In my experience, it’s important to be willing to explore going sideways or even climbing down a rung to get to your ultimate career objective, as opposed to looking at your career path as a one-way ladder. I intentionally left a very good job at a large Fortune 200 company to seek out an opportunity where I could be in an entrepreneurial, fast-paced environment and be involved in the running and development of multiple cross-functional and firmwide initiatives.
Never would I have guessed that by working for a private equity real estate investment firm, I would be recognized as a woman leader in the convenience store industry because of the work we have done over the last few years in creating a new brand from scratch.
It is important to keep your eyes open for opportunity, which may not necessarily mean a direct promotion. It could be changing fields; it could be stepping down into something with less responsibility, but of more interest, that’s going to create greater opportunity going forward. It is important for women at all levels of an organization to be open to all opportunity, as opposed to being narrowly focused on vertical advancement.
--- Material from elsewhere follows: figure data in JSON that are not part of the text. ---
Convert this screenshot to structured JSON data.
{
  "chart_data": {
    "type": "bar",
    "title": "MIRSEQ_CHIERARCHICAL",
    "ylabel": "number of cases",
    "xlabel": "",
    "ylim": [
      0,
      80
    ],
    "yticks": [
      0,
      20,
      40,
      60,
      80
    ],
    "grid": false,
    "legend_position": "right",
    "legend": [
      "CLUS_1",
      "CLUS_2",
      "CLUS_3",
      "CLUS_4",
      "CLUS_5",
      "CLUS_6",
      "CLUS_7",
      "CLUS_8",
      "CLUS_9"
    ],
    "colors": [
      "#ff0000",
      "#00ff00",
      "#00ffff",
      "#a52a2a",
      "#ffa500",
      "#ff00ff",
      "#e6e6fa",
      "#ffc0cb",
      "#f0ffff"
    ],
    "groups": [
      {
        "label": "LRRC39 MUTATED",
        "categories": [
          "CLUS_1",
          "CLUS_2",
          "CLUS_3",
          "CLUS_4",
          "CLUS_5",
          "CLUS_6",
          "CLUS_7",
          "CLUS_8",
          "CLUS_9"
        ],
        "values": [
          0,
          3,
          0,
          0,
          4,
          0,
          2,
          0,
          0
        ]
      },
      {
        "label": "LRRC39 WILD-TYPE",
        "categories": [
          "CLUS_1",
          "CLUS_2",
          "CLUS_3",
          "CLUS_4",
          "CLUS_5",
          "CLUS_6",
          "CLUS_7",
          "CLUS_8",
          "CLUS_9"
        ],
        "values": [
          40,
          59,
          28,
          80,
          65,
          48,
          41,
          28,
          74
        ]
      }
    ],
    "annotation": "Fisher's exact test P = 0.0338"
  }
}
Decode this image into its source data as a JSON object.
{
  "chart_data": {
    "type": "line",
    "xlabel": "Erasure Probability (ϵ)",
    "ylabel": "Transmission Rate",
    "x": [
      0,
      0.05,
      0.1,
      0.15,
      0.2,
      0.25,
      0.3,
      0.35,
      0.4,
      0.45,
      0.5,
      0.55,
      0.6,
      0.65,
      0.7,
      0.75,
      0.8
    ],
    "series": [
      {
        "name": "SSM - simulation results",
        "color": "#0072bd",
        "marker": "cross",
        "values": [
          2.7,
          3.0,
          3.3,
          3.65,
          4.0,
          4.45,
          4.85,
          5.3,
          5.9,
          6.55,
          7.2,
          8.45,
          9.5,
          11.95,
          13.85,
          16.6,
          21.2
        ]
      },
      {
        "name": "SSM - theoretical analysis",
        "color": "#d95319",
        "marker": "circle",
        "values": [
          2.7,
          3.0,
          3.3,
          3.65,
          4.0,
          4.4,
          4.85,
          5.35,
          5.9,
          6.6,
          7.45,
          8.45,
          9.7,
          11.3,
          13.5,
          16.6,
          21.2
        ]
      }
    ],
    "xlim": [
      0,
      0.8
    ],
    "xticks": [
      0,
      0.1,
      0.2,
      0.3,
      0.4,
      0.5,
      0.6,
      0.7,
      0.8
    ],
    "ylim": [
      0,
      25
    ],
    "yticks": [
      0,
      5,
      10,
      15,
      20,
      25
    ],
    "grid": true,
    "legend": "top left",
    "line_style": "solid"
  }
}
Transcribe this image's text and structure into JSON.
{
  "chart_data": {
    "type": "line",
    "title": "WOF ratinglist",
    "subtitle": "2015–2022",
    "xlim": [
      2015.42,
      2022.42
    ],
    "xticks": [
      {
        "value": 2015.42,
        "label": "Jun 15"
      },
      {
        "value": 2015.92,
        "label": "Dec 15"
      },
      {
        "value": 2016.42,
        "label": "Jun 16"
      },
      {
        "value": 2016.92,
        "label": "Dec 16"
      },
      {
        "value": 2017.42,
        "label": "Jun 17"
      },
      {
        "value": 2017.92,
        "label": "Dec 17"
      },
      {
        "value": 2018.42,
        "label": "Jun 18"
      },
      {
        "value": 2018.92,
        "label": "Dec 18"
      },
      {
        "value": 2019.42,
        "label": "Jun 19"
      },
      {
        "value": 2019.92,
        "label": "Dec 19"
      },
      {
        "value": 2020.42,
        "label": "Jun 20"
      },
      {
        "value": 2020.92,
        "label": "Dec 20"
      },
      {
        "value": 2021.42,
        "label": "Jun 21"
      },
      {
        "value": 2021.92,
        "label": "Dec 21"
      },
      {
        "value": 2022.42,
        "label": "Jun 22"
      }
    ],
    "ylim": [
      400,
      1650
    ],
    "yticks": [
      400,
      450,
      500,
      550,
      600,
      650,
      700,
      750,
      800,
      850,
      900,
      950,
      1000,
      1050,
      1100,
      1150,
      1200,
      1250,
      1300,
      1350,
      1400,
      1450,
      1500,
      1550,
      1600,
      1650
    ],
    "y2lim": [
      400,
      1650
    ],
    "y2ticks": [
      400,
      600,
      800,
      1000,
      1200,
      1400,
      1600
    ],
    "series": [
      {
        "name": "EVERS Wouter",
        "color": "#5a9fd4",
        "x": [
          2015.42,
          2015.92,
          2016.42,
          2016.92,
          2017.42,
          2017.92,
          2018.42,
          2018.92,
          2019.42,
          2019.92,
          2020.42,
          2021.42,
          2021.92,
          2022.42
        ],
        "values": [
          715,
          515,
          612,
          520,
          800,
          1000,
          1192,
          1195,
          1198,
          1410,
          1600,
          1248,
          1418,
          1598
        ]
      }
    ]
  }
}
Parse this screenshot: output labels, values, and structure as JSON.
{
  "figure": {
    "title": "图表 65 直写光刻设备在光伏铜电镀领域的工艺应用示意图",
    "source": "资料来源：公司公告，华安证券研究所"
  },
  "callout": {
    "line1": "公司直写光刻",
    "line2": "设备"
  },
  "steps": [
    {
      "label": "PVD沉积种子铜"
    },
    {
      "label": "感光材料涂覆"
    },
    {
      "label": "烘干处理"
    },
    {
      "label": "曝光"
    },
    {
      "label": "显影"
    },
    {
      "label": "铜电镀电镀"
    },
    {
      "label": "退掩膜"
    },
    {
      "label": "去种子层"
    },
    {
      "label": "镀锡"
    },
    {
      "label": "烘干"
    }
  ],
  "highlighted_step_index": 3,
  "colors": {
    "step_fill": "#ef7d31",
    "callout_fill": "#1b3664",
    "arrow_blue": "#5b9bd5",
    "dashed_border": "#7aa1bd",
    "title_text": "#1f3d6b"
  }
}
It is also important to have experience that is broad-based, especially in an industry that is as dynamic as this one. The c-store sector is experiencing both a tremendous amount of consolidation and evolution. In dynamic industries, the people who tend to succeed the most, whether man or woman, are those who can best adapt to change, learn new skills, and wear multiple hats. The more you can juggle multiple roles, and the greater number of skillsets you can develop, the better.